Plastiques et économie circulaire : attention à la précipitation ! Par Agathe Cury, directrice générale de Boissons Rafraîchissantes de France
publié le vendredi 31 janvier 2020
L’emballage de nos produits fait plus que jamais l’objet de toutes les attentions. L’emballage est à présent aussi important que « l’emballé ». Cette transformation s’est d’abord faite sous l’angle de la sécurité du couple emballage/produit puis s’est accélérée avec l’urgence écologique.
L’opinion publique et les ONG ne sont pas les seules à s’être emparées du sujet ; le législateur a mis l’emballage au cœur des décisions politiques.
– Que ce soit au niveau européen, avec le paquet économie circulaire, la directive plastique à usage unique et plus récemment, avec la communication autour du Green Deal de la nouvelle Commission européenne ;
– Ou au niveau national, avec les discussions du projet de loi relatif à la lutte contre le gaspillage et à l’économie circulaire.

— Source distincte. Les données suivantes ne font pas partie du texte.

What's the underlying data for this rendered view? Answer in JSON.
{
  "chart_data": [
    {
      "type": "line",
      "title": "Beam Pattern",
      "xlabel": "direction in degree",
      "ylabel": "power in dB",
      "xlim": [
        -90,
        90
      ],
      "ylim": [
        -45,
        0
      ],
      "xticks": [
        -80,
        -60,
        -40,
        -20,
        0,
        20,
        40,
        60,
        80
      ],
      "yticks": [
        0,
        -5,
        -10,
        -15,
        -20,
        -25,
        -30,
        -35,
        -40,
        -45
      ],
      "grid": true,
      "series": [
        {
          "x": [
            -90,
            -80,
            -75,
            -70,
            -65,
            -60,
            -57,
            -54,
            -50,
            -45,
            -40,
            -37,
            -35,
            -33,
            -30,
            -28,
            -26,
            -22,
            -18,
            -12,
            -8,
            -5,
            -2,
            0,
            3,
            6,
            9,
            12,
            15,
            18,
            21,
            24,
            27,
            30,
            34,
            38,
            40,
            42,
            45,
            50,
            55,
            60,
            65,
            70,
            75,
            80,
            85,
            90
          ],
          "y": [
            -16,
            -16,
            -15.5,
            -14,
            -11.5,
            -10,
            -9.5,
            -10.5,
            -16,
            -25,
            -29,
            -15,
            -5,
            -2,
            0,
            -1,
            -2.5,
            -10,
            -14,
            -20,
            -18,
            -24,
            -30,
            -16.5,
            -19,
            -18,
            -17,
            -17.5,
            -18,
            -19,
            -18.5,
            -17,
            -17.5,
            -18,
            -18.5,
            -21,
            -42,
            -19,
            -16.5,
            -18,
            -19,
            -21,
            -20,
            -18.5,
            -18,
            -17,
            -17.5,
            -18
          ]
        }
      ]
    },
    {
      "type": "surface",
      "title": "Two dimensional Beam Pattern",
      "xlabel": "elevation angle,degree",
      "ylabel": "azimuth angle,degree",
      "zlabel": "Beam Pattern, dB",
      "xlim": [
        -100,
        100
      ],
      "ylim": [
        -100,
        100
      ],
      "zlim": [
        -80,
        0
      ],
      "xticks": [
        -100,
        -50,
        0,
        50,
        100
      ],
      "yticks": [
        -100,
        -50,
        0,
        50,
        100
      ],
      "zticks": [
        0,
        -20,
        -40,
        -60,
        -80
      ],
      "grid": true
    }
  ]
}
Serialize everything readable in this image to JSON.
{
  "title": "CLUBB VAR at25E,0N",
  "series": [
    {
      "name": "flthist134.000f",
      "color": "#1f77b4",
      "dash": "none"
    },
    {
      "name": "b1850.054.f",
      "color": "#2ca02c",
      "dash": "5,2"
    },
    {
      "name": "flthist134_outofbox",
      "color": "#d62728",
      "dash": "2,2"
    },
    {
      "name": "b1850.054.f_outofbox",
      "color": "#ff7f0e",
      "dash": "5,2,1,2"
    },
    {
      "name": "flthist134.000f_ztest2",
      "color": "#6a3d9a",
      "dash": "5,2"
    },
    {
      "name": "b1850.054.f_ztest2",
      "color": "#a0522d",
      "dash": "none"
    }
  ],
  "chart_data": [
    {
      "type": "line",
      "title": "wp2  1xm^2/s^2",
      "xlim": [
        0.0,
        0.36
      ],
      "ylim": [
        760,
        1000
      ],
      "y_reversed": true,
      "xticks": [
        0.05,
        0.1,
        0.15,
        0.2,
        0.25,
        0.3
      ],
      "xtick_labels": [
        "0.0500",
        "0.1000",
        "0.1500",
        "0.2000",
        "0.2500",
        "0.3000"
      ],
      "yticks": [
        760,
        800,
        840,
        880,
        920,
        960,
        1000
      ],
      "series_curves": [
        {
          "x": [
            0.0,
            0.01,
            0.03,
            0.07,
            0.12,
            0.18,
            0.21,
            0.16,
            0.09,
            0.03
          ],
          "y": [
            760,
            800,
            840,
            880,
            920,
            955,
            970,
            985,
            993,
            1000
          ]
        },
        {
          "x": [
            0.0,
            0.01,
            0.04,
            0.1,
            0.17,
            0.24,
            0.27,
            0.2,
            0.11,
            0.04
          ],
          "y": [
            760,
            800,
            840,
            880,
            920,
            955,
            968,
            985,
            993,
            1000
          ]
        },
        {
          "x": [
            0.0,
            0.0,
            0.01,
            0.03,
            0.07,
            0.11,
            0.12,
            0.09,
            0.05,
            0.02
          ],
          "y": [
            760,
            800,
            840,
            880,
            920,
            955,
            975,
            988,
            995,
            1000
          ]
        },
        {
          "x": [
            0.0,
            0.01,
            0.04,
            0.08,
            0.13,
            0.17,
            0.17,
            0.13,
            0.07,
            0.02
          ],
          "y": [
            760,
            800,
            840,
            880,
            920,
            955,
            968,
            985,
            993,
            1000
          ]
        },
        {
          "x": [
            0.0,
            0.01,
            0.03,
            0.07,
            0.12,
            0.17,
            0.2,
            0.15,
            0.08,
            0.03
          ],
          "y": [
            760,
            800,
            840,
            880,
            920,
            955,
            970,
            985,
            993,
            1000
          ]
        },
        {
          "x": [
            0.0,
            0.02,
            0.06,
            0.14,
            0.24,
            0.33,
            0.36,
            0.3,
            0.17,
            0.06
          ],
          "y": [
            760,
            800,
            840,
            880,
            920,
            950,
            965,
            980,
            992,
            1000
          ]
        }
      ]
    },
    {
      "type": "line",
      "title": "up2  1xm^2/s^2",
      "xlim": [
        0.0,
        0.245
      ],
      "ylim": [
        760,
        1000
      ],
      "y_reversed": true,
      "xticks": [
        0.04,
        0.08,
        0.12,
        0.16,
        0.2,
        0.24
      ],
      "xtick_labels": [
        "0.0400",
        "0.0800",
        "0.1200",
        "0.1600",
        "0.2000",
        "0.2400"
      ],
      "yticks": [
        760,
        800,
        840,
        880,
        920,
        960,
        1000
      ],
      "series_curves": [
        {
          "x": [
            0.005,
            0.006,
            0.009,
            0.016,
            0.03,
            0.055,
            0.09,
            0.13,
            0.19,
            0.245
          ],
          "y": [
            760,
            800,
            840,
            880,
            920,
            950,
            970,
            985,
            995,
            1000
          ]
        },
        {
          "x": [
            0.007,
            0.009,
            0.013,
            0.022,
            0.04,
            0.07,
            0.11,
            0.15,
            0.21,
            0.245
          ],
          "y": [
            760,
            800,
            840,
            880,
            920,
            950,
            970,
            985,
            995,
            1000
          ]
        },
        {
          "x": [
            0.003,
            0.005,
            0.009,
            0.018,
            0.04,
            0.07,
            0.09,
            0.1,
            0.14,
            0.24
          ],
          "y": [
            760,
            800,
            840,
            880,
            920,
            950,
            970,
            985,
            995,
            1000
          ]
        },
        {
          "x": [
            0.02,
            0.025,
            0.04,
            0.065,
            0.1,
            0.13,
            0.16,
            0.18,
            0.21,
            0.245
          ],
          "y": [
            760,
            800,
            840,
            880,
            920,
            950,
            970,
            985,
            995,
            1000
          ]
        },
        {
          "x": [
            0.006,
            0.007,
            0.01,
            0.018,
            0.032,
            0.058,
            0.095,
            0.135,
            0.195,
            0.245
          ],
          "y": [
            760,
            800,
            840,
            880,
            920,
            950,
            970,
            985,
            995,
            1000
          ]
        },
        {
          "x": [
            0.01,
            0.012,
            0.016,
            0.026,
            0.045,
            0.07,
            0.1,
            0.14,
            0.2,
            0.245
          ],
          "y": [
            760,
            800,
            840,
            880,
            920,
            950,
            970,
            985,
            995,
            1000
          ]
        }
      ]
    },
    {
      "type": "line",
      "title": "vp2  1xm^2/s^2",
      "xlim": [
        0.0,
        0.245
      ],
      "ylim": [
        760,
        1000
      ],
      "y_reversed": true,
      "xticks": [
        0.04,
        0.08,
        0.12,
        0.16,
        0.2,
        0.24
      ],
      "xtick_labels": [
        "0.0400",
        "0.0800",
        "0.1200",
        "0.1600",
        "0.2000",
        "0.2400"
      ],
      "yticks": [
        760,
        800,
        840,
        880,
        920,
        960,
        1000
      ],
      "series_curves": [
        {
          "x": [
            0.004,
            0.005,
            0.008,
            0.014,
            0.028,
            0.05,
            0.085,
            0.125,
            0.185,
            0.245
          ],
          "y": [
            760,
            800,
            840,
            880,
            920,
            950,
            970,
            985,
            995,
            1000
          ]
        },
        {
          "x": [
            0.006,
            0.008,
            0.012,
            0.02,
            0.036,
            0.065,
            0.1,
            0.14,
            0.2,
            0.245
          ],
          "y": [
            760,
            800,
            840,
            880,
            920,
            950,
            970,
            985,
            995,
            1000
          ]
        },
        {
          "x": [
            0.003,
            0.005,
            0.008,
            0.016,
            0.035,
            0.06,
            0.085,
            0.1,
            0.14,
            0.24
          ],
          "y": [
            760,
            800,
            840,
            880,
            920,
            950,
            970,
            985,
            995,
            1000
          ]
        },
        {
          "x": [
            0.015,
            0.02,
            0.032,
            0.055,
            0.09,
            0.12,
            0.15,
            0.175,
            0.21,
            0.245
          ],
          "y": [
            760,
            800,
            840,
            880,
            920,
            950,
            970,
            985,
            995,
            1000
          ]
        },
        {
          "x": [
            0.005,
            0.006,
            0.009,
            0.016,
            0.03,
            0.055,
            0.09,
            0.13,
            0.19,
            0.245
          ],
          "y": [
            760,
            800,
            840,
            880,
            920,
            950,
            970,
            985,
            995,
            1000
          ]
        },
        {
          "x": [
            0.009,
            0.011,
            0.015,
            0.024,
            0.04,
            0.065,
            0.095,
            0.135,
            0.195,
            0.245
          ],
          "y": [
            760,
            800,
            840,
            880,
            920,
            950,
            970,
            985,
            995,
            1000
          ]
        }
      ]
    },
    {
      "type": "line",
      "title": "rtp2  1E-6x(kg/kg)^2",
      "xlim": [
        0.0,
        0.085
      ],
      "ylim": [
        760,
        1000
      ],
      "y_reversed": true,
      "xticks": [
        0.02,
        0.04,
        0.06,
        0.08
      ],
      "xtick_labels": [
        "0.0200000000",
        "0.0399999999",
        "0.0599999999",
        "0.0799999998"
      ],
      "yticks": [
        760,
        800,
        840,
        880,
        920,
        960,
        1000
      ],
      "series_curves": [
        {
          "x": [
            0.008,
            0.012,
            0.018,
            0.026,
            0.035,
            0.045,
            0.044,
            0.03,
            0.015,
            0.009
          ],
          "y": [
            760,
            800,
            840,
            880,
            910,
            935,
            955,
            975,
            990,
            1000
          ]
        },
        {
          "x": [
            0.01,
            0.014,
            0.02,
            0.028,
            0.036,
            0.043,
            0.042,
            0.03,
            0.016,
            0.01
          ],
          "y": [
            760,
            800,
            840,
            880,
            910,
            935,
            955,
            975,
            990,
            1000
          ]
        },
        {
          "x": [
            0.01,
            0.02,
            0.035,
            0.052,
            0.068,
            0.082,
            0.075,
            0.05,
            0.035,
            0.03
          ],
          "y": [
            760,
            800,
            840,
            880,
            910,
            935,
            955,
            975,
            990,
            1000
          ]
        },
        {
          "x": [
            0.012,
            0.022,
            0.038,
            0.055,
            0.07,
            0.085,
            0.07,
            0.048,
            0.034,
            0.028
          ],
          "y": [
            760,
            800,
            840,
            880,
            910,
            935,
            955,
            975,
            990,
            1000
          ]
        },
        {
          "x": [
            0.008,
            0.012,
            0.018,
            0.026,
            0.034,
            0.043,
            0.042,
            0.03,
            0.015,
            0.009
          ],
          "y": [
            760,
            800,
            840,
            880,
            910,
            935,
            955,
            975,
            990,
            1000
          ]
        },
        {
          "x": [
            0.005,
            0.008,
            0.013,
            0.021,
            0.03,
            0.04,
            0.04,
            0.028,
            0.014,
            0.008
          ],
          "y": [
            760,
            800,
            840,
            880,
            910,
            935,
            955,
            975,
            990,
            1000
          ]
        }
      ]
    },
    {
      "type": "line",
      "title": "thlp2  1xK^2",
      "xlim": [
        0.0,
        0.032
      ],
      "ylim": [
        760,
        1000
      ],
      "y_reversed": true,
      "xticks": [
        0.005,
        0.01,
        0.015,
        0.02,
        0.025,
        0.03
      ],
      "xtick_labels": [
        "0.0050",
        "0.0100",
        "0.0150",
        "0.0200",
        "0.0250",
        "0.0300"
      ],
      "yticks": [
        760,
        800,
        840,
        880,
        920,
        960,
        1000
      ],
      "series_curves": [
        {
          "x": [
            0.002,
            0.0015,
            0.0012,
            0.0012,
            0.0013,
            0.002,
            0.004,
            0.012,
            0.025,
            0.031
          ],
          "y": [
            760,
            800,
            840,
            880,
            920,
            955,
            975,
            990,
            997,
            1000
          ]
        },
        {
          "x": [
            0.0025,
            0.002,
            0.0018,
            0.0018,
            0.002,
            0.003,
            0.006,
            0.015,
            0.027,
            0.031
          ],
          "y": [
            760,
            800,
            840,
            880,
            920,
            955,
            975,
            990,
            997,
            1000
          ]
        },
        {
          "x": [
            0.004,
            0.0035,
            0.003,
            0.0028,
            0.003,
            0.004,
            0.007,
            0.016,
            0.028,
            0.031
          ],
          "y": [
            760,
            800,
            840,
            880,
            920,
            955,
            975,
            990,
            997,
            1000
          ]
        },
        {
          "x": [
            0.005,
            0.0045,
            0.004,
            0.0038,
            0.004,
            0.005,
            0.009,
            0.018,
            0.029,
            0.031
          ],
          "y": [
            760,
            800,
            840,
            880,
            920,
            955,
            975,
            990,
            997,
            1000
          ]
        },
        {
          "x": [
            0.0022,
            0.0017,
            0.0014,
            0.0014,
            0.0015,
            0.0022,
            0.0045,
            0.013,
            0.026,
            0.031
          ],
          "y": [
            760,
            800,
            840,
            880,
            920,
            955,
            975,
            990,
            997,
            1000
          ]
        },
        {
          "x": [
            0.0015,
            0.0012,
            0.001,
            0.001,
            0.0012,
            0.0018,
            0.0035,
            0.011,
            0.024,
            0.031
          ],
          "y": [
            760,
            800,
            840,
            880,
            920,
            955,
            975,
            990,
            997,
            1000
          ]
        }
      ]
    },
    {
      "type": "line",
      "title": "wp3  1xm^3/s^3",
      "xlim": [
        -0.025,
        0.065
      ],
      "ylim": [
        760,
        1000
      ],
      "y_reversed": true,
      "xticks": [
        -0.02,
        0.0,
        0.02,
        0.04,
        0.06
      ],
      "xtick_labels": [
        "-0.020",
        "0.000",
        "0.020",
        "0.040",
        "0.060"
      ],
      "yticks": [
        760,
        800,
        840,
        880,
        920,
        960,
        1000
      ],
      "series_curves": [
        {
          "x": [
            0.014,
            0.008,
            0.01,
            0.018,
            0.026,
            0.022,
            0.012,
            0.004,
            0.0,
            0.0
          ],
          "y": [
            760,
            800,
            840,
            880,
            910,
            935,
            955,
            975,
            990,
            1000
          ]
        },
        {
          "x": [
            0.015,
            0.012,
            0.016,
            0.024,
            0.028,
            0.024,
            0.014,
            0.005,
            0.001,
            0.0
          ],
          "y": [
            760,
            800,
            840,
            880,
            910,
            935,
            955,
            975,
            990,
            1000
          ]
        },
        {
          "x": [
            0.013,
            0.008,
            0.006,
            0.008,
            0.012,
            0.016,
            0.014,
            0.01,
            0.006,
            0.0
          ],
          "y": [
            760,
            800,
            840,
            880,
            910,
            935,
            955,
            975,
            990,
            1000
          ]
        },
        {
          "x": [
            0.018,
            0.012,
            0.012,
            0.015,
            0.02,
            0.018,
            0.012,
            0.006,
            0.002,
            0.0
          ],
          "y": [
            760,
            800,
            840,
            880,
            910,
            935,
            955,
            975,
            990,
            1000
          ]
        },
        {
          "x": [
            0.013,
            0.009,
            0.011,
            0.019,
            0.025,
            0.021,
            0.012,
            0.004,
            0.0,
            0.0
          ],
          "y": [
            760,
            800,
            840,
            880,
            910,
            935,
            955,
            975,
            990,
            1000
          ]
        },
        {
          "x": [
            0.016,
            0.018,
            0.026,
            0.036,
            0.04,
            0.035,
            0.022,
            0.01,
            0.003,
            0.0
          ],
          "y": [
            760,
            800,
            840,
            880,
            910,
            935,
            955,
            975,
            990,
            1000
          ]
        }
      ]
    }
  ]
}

Les objectifs fixés s’additionnent, se télescopent et se chevauchent : réduction de 50% des émissions de gaz à effet de serre en 2030, interdiction des emballages non recyclables en 2030, atteinte de taux de collecte allant jusqu’à 90% pour les bouteilles plastiques en 2029 et incorporation de 30% de matière recyclée en 2030, développement du réemploi (5% des emballages en 2023 et 10% en 2027), réduction de 50% des bouteilles plastiques mises sur le marché en 2030, interdiction des emballages plastiques à usage unique en 2040…
La course à l’échalote est lancée ! Si les discussions ont le mérite de poser des questions pertinentes et de nous interpeller sur nos modèles, il ne faut pas imaginer qu’une transformation aussi profonde faite dans la précipitation permettra une transition écologique positive. Les images d’Epinal sont rarement les meilleures solutions d’un point de vue économique et surtout environnemental.
Pour donner l’exemple du secteur de la boisson – et plus spécifiquement celui de la bouteille en PET – les entreprises ont massivement investi dans le développement de solutions de recyclage (mécanique et chimique) et dans la production de bioplastique. Objectif clairement affiché : ne plus dépendre des énergies fossiles. Les efforts ont payé et les résultats sont là. Depuis 2015, les membres de Boissons Rafraîchissantes de France incorporent au minimum 25% de PET recyclé dans leurs emballages. Aujourd’hui, il est même possible de fabriquer des bouteilles 100% en plastique recyclé. . En termes d’émissions, cet emballage émet 6 fois moins de CO2 qu’une bouteille en verre pour réemploi. Un bel exemple d’économie circulaire ! Pourtant, ces avancées majeures sont diluées dans les débats sur le plastique et leurs promoteurs sont devenus complètement inaudibles. L’amalgame entre le plastique et la pollution ne permet plus d’avoir des échanges éclairés. La direction qu’est en train de prendre la France n’est plus celle de l’économie circulaire, c’est celle du 0% plastique à usage unique, quel qu’il soit. Nos interlocuteurs nous parlent des solutions alternatives vues sur les réseaux sociaux ou expérimentées dans leur âge tendre : la bouteille en papier (quid de la déforestation ?), la bouteille en verre pour réemploi (quid de la consommation d’eau pour le lavage et de l’impact de la logistique retour ?), etc. Pour résumer, il ne fait nul doute que le projet de loi relatif à la lutte contre le gaspillage et à l’économie circulaire sera l’un des textes les plus structurants de ces 10 dernières années. Les discussions qui se tiennent vont avoir un impact majeur sur les modèles économiques, vont entrainer des investissements colossaux et transformer en profondeur la façon dont les citoyens consomment. Pour autant, un travail considérable reste à faire pour identifier et développer les solutions les plus pertinentes d’un point de vue environnemental et économique – sans émotion et de manière documentée et argumentée – et pour changer les habitudes des consommateurs.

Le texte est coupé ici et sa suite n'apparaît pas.